Walmart CEO Doug McMillon confirmed in a note to employees last week that the firm’s current corporate campus — a hodgepodge of more than 20 buildings that are spread across a few different comunities — have long since outlived their usefulness. Walmart’s current Arkansas headquarters was originally built in the early 1970s by founder Sam Walton. Walmart has been adding building since then, as it has grown to be the largest employer in the U.S. with 1.5 million employees.
Walmart’s new and more modern corporate campus is built around 350 acres customized to the needs of a “digitally native work force.”
“You’ll see improved parking, meal services, fitness and natural light — yes, natural light,” Doug McMillon wrote.
Walmart’s new home will house up to 17,000 workers and will be build during the next five to seven years.

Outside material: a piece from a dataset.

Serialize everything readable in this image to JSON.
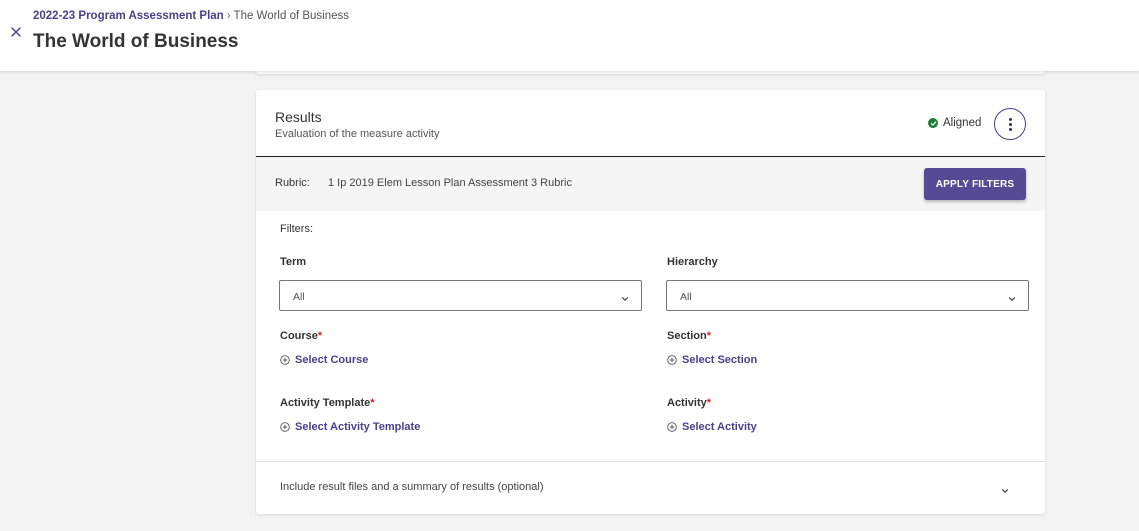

According to a spokesman, there was never any real consideration to moving to anyplace but Bentonville.
Meanwhile — back in the fray — more than a dozen cities and states have thrown their hat into the ring, expressing interest in being Amazon’s home away from its Seattle home. Stunts have become common.
Whether Amazon will actually make use of a rose ceremony to pick its next headquarers remains to be seen.